4. AI collaboration attribution. When an artist uses AI tools in their creative process, the resulting work raises authorship questions. U.S. copyright law currently does not recognize AI as an author, but the human contribution must be sufficiently creative to qualify for protection. Contracts that define how AI-assisted works are credited, owned, and monetized protect both parties from future disputes.

The U.S. Copyright Office has issued policy guidance on AI and copyright that establishes a critical threshold: works generated entirely by AI, without meaningful human creative input, are not eligible for copyright protection. Works where a human makes significant creative choices — even using AI tools — may qualify.

For musicians, this creates both an opportunity and a risk. An artist who uses AI to generate a chord progression but writes the melody, arranges the layers, and selects the final output may have a protectable work. An artist who feeds a prompt into an AI tool and publishes the output without significant modification may not.

The distinction matters for licensing, streaming royalties, and legal enforcement. Artists who are uncertain where their creative process falls on this spectrum should consult a music IP attorney before releasing AI-assisted work commercially.

Borchetta's Moment in Context

Borchetta's exit from Hybe America, announced in February 2026, and the relaunch of Big Machine Records positions him at the center of a rapidly shifting industry. He is building a label operation at precisely the moment when the rules governing that operation — at least as they pertain to AI — are most in flux.

His message to graduates was not wrong. Artists who understand AI as a creative tool, rather than an adversary, will likely have advantages over those who don't. But understanding a tool and understanding your legal exposure to that tool are different things.

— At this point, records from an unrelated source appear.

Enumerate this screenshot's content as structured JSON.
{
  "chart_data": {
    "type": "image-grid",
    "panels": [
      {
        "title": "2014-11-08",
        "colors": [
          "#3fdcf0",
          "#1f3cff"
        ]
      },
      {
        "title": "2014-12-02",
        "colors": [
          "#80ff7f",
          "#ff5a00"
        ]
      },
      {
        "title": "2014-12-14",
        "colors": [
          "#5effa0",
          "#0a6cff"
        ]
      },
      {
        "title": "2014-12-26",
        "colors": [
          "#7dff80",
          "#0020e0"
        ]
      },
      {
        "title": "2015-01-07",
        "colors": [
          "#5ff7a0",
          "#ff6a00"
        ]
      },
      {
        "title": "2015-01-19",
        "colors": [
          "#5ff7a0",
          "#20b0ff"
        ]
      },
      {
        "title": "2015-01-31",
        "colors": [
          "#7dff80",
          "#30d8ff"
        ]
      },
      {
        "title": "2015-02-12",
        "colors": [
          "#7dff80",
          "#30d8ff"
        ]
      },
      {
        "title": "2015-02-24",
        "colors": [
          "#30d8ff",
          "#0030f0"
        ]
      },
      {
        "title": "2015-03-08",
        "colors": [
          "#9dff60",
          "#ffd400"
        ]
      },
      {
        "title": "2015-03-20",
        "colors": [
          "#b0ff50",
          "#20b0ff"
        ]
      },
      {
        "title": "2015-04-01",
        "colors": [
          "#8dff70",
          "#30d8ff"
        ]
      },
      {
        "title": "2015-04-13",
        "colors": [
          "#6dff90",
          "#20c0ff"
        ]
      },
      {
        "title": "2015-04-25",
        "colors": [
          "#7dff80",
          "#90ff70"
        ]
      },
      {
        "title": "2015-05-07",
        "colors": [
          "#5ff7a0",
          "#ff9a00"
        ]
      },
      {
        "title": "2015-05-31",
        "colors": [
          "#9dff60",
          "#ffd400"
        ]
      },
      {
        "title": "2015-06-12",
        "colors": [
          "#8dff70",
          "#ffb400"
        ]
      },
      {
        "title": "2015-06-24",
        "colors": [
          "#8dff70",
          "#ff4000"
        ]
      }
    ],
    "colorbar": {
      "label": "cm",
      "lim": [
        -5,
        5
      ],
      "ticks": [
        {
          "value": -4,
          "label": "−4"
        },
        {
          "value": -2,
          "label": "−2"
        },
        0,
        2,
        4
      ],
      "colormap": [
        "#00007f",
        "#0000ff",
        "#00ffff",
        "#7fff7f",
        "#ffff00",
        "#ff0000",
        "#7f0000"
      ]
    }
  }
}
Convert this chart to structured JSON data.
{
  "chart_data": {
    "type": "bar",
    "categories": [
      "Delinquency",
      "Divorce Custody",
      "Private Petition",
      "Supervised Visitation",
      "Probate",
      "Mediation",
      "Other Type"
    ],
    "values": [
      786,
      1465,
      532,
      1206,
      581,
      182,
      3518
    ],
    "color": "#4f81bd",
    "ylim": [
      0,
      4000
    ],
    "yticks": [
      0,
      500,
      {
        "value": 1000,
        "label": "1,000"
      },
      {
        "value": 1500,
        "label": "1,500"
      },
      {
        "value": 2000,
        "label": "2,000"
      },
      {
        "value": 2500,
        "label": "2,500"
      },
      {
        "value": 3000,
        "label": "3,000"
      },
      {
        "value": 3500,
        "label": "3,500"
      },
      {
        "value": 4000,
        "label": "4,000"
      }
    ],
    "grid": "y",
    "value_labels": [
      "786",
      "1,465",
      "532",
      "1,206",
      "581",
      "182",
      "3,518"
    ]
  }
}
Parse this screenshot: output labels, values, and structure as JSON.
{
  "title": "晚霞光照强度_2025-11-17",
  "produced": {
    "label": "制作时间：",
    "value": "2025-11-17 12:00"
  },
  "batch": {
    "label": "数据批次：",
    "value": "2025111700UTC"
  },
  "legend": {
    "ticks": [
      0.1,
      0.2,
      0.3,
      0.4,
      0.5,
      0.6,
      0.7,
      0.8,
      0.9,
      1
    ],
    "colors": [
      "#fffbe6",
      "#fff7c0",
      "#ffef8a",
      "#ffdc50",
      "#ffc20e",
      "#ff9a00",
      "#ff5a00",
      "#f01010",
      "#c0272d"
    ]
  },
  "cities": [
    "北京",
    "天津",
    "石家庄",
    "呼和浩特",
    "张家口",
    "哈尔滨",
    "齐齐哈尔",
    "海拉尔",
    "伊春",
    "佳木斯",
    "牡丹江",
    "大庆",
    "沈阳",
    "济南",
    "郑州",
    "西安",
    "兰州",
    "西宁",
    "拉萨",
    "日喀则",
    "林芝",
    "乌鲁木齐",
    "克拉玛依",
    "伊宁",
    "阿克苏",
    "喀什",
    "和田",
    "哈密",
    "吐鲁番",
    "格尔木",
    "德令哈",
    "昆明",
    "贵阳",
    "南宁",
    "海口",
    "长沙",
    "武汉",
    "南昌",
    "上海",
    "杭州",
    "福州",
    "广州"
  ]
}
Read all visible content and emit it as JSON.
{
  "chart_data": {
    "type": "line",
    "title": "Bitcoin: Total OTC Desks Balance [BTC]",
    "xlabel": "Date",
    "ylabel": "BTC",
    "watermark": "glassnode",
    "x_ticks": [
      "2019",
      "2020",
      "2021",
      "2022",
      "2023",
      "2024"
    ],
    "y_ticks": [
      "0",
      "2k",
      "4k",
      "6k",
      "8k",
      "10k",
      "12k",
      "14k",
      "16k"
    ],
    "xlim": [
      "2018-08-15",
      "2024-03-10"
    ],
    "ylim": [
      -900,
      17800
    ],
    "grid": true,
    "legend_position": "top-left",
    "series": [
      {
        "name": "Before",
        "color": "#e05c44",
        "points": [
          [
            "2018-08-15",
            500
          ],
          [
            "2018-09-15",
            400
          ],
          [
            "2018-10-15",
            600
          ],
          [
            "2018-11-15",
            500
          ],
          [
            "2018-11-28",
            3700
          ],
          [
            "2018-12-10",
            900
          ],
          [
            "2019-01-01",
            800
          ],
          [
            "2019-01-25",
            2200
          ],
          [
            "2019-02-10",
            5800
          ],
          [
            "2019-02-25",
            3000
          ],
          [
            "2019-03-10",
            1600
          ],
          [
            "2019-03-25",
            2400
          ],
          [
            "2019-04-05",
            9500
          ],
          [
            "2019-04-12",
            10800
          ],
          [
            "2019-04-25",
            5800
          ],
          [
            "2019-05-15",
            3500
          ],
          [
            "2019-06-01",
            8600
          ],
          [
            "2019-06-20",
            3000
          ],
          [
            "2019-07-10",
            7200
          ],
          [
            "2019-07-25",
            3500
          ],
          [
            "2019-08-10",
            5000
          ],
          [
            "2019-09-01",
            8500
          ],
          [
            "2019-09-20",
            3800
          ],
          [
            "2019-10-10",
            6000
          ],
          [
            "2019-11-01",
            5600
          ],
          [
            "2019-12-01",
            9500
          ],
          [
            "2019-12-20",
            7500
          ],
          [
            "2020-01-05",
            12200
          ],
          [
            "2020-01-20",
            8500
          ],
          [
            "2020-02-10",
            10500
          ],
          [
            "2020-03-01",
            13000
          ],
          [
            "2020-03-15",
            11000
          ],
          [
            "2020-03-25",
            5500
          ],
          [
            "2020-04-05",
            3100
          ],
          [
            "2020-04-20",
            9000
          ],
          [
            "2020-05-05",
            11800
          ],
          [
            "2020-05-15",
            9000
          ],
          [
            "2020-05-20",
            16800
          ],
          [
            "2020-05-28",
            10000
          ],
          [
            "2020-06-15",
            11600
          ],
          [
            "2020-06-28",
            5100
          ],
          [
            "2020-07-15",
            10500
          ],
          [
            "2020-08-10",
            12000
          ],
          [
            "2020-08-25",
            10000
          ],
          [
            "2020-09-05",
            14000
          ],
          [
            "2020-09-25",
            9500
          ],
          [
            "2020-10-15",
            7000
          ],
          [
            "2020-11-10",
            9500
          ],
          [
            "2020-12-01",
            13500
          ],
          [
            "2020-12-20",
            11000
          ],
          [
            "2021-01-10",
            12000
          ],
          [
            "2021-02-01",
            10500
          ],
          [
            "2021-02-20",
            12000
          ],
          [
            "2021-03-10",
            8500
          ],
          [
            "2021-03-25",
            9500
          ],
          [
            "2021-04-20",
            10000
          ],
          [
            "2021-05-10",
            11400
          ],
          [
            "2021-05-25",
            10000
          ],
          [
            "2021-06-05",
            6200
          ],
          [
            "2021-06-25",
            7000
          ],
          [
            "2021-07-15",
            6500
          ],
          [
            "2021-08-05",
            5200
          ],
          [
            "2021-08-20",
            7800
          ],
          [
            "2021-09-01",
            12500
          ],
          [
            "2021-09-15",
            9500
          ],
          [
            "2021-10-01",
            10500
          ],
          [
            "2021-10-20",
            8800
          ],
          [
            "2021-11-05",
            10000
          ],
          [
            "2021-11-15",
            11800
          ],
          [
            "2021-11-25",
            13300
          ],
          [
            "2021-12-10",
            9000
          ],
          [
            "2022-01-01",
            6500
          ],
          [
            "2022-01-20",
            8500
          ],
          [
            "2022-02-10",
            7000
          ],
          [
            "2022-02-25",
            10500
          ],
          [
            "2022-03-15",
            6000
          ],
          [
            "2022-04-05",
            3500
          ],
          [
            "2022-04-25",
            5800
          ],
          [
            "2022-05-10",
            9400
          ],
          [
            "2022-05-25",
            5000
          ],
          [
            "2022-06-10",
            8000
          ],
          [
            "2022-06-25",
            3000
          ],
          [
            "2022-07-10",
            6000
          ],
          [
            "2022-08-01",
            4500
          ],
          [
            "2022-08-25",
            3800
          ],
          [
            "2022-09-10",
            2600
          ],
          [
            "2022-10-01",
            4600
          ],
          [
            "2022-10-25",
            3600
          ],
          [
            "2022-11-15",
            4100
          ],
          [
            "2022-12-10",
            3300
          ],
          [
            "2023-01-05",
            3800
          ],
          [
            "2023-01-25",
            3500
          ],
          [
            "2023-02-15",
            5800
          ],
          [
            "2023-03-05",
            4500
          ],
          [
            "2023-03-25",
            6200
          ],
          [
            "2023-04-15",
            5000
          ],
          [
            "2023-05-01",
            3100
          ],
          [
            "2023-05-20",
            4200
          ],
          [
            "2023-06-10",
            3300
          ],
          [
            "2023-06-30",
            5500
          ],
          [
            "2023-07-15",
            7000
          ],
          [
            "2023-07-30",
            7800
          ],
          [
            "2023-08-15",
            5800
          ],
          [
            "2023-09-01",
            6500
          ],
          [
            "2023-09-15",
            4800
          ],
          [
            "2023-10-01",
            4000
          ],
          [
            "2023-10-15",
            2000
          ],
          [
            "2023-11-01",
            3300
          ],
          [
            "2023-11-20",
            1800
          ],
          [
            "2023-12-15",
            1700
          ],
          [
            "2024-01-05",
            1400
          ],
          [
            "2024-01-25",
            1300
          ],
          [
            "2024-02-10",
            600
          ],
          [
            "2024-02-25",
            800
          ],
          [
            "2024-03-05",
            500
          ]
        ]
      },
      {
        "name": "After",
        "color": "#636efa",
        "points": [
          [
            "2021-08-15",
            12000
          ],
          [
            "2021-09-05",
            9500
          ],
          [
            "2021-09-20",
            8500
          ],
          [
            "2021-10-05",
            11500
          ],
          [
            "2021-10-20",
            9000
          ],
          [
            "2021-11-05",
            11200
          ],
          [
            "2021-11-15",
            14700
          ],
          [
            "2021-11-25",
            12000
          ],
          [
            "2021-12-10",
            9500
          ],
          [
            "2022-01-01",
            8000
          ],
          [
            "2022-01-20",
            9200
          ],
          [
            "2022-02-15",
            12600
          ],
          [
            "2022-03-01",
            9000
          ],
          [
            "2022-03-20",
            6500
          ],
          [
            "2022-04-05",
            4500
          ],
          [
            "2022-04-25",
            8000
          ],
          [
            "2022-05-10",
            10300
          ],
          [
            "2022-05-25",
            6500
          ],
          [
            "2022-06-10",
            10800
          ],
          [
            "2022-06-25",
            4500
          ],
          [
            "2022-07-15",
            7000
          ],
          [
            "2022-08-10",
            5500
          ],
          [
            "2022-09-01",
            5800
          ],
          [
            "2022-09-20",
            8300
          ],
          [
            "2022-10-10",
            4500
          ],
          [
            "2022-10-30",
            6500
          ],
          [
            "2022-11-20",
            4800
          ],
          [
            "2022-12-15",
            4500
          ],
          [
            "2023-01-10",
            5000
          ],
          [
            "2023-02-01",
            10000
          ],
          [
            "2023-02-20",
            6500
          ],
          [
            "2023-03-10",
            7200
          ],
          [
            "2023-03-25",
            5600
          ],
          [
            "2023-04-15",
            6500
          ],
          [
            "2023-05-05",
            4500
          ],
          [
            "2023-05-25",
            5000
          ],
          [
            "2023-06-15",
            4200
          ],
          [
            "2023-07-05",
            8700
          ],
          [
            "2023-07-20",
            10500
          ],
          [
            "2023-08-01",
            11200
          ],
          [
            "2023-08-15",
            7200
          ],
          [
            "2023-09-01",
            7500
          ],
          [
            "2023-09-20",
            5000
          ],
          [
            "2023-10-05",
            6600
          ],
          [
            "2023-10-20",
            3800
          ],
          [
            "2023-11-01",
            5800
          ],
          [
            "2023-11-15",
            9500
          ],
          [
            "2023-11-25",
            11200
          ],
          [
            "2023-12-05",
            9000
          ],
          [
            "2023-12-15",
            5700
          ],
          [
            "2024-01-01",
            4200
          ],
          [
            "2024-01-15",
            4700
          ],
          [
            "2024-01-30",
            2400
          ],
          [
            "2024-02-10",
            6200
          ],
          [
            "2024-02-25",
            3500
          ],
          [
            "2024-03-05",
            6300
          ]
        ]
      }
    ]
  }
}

The students who booed Borchetta were not booing technology. They were signaling, with some precision, that they have watched an industry repeatedly absorb new technologies while the financial benefits flowed upward and the legal protections for creators lagged behind. That pattern — visible in the shift from physical sales to digital downloads to streaming — is now repeating with AI.

For emerging artists and songwriters navigating this moment, the most durable protection is not resistance to AI but access to music lawyers who understand the evolving landscape. Contracts signed today will govern creative rights for years. Getting those agreements right — before the first track is released, before the first sync license is signed — is the clearest path to protecting what the art generates.

The question Borchetta posed to graduates deserves a more specific answer than he offered: invest in the skill and art of creation, yes — and invest equally in understanding who owns it. For rising artists navigating recording contracts in this environment, understanding the fundamentals of artist rights before signing is the clearest way to avoid the disputes that have defined so many careers — including some that Big Machine helped launch. That is a conversation best had with a music attorney before it becomes a dispute handled in court.

This article is for informational purposes only and does not constitute legal advice. Consult a licensed intellectual property attorney for guidance specific to your situation.